15. Development partners can help Pacific Island countries strengthen their regulatory frameworks, enhance institutional capacity, and implement best practices in CBR and AML/CFT/CPF compliance. In this regard, we welcome the support from the World Bank, the Government of Australia, the United States, the IMF, and other partners in response to the bid from Forum Finance Economic Ministers and the Leaders of the Pacific.

16. Raising the appetite for offering CBRs for our local banks and MTOs is an important first step rather than the outright blanket closure of accounts. It is therefore important to foster a better understanding of the Pacific island countries' compliance status, and better utilization of national and sectoral ML/TF/PF risk assessments to advocate for proportionate and risk-based approaches to compliance, tailored to the realities of small island economies. Transparency on how this could be harnessed and openness to consider such arrangements would be very helpful.
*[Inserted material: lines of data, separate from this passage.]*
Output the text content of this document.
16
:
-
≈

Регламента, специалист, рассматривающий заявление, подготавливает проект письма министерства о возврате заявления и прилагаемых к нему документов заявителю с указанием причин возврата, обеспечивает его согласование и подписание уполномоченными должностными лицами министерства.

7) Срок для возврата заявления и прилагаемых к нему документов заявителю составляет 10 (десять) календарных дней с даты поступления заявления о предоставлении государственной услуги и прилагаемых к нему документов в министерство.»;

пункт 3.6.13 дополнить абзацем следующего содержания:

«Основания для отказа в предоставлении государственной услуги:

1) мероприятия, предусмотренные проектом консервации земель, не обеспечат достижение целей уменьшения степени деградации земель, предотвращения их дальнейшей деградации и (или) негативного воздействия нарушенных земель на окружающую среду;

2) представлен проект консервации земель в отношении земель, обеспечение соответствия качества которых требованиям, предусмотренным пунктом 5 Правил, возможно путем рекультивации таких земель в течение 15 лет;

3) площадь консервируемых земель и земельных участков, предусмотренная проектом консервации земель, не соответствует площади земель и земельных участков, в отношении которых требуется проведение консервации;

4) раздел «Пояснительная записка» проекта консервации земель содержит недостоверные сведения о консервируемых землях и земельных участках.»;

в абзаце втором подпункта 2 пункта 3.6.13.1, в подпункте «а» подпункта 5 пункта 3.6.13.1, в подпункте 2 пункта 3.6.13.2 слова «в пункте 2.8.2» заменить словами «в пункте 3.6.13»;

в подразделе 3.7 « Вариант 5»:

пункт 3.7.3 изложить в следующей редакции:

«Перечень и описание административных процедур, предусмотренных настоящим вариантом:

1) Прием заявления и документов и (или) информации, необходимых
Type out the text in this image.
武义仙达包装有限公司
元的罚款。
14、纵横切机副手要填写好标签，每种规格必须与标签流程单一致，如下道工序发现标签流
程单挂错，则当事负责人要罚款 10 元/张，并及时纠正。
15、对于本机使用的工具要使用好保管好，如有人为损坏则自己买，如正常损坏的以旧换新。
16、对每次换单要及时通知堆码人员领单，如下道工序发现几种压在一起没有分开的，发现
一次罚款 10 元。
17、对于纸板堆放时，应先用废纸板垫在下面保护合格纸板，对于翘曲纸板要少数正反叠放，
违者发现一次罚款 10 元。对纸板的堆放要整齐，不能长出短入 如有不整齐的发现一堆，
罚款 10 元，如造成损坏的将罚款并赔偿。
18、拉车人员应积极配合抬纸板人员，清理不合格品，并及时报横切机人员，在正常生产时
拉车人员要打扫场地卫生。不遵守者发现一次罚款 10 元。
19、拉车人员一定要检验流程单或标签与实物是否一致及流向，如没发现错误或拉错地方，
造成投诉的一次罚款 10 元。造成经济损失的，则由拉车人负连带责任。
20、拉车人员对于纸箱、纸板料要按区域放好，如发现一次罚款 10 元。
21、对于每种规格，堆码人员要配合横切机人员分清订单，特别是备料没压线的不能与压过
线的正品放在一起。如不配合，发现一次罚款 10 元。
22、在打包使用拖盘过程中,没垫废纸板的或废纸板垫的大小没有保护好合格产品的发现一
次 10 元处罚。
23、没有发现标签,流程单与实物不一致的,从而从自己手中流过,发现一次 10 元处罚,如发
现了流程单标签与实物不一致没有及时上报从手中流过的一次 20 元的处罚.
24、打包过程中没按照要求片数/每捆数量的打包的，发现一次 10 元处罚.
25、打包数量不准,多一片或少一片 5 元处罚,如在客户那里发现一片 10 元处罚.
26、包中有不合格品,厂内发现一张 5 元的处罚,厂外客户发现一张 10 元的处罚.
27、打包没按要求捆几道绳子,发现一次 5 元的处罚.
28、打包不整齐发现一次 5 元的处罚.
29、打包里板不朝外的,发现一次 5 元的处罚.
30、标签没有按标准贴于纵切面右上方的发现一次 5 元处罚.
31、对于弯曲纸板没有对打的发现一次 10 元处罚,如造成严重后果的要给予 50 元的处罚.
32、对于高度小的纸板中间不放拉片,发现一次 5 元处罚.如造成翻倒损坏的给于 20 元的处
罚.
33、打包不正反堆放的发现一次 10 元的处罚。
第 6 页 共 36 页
17. Equally important, is the responsibility of our respective jurisdictions and national institutions like our Ministry of Finance and Central banks, to comply with AML/CFT/CPF, and build on the following: 
a.    The Pacific Islands Forum (PIF) and the World Bank Group have jointly developed a CBR Roadmap following discussions among Finance & Economic Ministers (FEMM) and endorsed by our Pacific Leaders in 2023. This Roadmap closely aligns with the objectives outlined in the Pacific Island Regional Initiative (PIRI) de-risking action plan.
b.    Under the Alliance for Financial Inclusion (AFI) Pacific Island Regional Initiative (PIRI), Pacific central banks formulated a regional de-risking action plan in 2019. This plan involves engaging with stakeholders in the United States, Australia, and New Zealand, establishing a de-risking baseline to monitor progress over time, enhancing AML/CFT/CPF assessment capabilities, and implementing technology-based solutions.
•    to highlight, the need to consider how to ensure transparent data is made available for monitoring of progress with our efforts to combat de-risking, particularly given that SWIFT has decided to no longer make its CBR data publicly available.
•    Utilizing technology to address the challenges faced by PICs, should aim at providing affordable remittance products, ensuring accessibility for smaller/local banks and MTOs, and compliance with AML/CFT/PFT requirements, is another viable option.
•    Banks to explore opportunities to diversify revenue streams beyond traditional banking services which may include providing financial products tailored to needs of customers in small markets, such as microfinance solutions.
c.    Closer engagements with relevant international banks and regulators from the US, Australia, and New Zealand, are essential to ensure that developed solutions meet the specific needs of Pacific Island countries.  In this context, we call for commitment from international banks and developed country regulators to work with the Pacific on workable solutions.
18. As the provision of CBR services is a commercial matter for international banks and global networks, sponsoring a third-party agent with correspondent banking capabilities presents a practical solution. This approach could involve forming partnerships, providing capacity-building support, and ensuring regulatory compliance and oversight.

19. We are deeply moved and encouraged by the rapid response by the World Bank, the Governments of Australia, the United States and our partners, to understanding our requirements, the commercial interests of international banks and cost implications of these solutions are essential to getting support for successful implementation.

20. On behalf of the Governors of the South Pacific Governors Meeting, by extension our Pacific colleagues, we emphasize the urgency and importance of these collaborative efforts to roll out timely and highly relevant responses to the Pacific islands.